Through those years that has enabled me to explore the creative tension between withdrawing from this foreign land, knowing it is not my home, and the pressures to pledge my allegiance to the country in which I reside. I have been reminded again by Jeremiah 29:7 that on my sojourn here I am to seek the welfare of the city/country of my exile. For me that means advocating , supporting, and participating in peace and justice, righteousness and compassionate mercy as signs of the Reign of God. They may be hidden, fleeting, and incomplete, but wherever the light of the Reign of God shines (or even glows dimly) contributes to the welfare of the city/country of my exile.

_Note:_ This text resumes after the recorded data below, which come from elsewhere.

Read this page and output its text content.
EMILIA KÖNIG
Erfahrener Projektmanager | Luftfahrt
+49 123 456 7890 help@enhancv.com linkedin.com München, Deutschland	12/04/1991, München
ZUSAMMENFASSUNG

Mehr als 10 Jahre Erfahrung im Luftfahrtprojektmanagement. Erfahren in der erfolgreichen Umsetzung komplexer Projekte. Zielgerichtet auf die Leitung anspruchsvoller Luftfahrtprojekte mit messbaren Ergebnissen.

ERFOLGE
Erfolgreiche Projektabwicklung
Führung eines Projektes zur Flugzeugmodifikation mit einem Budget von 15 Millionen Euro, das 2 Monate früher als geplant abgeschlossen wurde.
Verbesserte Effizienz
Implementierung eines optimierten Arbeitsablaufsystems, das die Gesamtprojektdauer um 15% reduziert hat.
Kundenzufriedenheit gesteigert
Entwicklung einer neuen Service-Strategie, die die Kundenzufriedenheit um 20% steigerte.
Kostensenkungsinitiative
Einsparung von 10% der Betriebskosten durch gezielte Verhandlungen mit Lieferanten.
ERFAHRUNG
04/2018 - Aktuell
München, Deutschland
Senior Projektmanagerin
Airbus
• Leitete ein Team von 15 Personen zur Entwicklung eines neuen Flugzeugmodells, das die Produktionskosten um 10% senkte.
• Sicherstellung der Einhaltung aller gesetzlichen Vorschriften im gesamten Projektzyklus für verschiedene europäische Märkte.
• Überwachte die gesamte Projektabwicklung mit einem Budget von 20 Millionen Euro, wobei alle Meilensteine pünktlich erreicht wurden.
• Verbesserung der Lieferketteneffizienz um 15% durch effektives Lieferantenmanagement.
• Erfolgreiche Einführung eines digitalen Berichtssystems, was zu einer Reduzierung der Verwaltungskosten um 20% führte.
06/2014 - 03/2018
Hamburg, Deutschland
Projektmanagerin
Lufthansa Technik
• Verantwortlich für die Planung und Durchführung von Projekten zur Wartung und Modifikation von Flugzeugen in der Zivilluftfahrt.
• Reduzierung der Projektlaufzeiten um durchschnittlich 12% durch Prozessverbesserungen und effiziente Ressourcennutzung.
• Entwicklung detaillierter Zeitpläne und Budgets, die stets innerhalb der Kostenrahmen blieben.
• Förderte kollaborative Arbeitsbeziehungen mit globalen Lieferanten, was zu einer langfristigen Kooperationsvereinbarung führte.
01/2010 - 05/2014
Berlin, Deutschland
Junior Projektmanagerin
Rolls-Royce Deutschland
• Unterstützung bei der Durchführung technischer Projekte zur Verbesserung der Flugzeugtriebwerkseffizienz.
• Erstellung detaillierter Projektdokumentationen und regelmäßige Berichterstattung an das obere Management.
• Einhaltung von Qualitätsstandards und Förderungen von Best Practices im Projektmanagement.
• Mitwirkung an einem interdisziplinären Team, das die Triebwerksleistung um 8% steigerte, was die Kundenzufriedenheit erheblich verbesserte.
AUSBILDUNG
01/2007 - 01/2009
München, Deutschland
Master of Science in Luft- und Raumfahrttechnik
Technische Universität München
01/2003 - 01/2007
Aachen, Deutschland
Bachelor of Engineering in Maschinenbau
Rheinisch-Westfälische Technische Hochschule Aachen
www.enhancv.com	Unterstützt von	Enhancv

As I have begun my lectio divina for this week on the lectionary passages to be read on Sunday, my eye dropped down the page from the assigned reading about Jesus cleansing the ten lepers to Luke 17:20-21 which I think also speak to my reflections on seeking the welfare of the city/country of my exile where Jesus said, “The kingdom of God is not coming with things that can be observed; nor will they say, ‘Look, here it is!’ or ‘There it is!’ For, in fact, the kingdom of God is among you.” I know that in the following paragraph, Jesus spoke about what to, nor not to, watch for in the unfolding of the climax of human history. I believe that Jesus emphasized the unexpected as a cautionary tale about not trying to plot out how certain signs of a schedule may or may not be in current events. To the consternation of my dispensationalist friends, I also suspect that with the comparison to Noah, the “one will be taken, the other left,” is not a reference to an anticipated “rapture” of the redeemed but to the judgment of those who went through life without observing the kingdom of God among them.

I only slightly apologize for this discursive wandering from my main point. Recognizing the kingdom of God that is among us is essential to seeking the welfare of the city/country of my exile. I am not looking for the Reign of God in any temporal human institution: not this country, not “Christendom,” not even the Church. (Though I do believe the Church has a responsibility and opportunity to be a sort of frontier outpost of the Reign of God inviting people into a community of those who seek to live as its citizens even as they are exiles wherever they reside.) So part of the marvelous mystery of the kingdom of God among us is that wherever its priorities of peace and justice, righteousness and compassionate mercy are present, the Reign of God is alive and at work, even if brought about by those who do not acknowledge Christ or even God.

When I pray, as Jesus taught, “your kingdom come … on earth as it is in heaven,” I am seeking the welfare of the city/country were I reside, even as I acknowledge I am a stranger and sojourner here.